Almost every glue commonly in use won't take stain, and one or two that are said to stain don't stain as well as you'd like (similar story with 'stainable filler' incidentally) so it's good practice generally when glueing to take steps to prevent squeeze-out being left on the surface of the wood.
The main ways people do this include wiping up the glue while it's still liquid, removing the glue when it has partially hardened to a sort of rubbery consistency, waiting for it to fully harden before scraping and/or sanding it off and last but not least taping surfaces to prevent glue getting on them in the first place.
This previous Q&A has more information on this, Glue spots under stain.
What are my options for fixing this?
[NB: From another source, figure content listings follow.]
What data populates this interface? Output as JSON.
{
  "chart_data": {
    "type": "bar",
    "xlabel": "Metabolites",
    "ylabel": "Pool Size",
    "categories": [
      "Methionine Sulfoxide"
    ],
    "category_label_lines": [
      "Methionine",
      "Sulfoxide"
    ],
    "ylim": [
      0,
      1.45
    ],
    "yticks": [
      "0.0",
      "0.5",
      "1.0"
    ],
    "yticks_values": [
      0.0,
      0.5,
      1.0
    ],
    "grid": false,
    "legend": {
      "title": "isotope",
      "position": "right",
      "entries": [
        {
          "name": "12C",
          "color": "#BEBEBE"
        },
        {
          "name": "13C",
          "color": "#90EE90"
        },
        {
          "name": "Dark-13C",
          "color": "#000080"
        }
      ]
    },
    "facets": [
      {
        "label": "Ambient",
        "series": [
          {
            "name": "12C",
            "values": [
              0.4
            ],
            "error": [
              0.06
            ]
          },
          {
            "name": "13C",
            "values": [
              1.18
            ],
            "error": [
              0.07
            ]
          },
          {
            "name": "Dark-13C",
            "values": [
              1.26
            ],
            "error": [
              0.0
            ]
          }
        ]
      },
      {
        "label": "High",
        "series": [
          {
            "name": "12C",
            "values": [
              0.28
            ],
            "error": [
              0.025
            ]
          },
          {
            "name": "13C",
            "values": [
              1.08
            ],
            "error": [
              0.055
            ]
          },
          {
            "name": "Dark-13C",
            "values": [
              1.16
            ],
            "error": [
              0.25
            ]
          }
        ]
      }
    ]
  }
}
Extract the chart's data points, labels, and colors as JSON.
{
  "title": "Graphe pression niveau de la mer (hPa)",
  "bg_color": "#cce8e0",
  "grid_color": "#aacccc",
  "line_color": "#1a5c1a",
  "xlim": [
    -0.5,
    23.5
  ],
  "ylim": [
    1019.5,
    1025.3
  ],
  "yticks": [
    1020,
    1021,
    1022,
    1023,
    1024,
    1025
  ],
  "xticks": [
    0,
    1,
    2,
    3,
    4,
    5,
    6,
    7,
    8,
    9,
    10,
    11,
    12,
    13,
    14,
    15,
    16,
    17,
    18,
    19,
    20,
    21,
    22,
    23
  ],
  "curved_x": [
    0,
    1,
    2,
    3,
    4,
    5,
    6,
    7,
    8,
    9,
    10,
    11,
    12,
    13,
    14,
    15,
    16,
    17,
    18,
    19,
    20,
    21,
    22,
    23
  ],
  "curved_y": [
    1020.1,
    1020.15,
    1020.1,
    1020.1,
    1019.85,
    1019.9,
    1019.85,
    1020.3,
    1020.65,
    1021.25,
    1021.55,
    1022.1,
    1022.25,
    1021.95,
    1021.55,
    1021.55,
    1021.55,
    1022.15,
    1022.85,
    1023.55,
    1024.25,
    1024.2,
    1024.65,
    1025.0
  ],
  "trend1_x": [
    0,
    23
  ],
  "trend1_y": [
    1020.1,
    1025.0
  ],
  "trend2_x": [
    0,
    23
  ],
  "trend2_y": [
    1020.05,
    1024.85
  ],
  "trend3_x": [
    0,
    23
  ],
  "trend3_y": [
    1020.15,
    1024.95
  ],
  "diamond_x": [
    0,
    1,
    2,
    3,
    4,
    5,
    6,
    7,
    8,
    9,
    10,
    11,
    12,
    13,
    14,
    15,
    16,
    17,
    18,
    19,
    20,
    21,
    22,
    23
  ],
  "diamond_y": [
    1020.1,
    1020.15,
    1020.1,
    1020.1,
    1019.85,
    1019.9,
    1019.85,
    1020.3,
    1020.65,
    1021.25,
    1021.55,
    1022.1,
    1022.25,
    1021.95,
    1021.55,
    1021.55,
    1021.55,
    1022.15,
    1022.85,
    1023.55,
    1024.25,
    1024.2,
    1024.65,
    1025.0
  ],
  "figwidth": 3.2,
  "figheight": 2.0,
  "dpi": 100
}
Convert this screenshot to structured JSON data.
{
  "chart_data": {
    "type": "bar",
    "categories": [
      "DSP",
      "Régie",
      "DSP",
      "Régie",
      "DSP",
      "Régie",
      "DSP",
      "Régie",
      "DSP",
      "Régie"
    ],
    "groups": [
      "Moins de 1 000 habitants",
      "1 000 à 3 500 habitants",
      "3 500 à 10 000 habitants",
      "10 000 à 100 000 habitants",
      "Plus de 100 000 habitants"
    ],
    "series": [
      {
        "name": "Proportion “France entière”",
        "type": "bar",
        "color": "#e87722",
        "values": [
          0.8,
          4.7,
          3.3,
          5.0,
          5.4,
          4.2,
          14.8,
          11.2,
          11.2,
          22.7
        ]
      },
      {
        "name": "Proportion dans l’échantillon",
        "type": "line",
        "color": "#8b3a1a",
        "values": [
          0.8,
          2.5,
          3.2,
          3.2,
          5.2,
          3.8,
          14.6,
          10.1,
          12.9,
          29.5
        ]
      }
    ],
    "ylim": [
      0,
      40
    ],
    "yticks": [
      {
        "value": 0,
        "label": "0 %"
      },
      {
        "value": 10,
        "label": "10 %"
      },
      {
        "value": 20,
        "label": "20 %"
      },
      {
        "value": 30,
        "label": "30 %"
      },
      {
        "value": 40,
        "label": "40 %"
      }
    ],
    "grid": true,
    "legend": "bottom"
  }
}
The several of the "unstained" spots are in very visible areas.
Very thorough sanding or scraping are nearly your only options here, although you could also switch to using 'gel stain' which despite its name is not actually a stain in the conventional sense as it sits on the surface of the wood and doesn't colour it by soaking in.
How deep do I need to sand to make sure the glue is gone?
Deep enough is the only guide here.
Glue penetration varies with species and cut of wood, the glue type and how liquid it is, temperature and humidity and perhaps other factors too but even if by some means you could find out the exact level of penetration, e.g. X thousandths of an inch, this wouldn't be of help anyway as there's no way to sand or scrape off exactly that much wood.
So you sand or scrape until testing reveals you've done enough, that's pretty much it.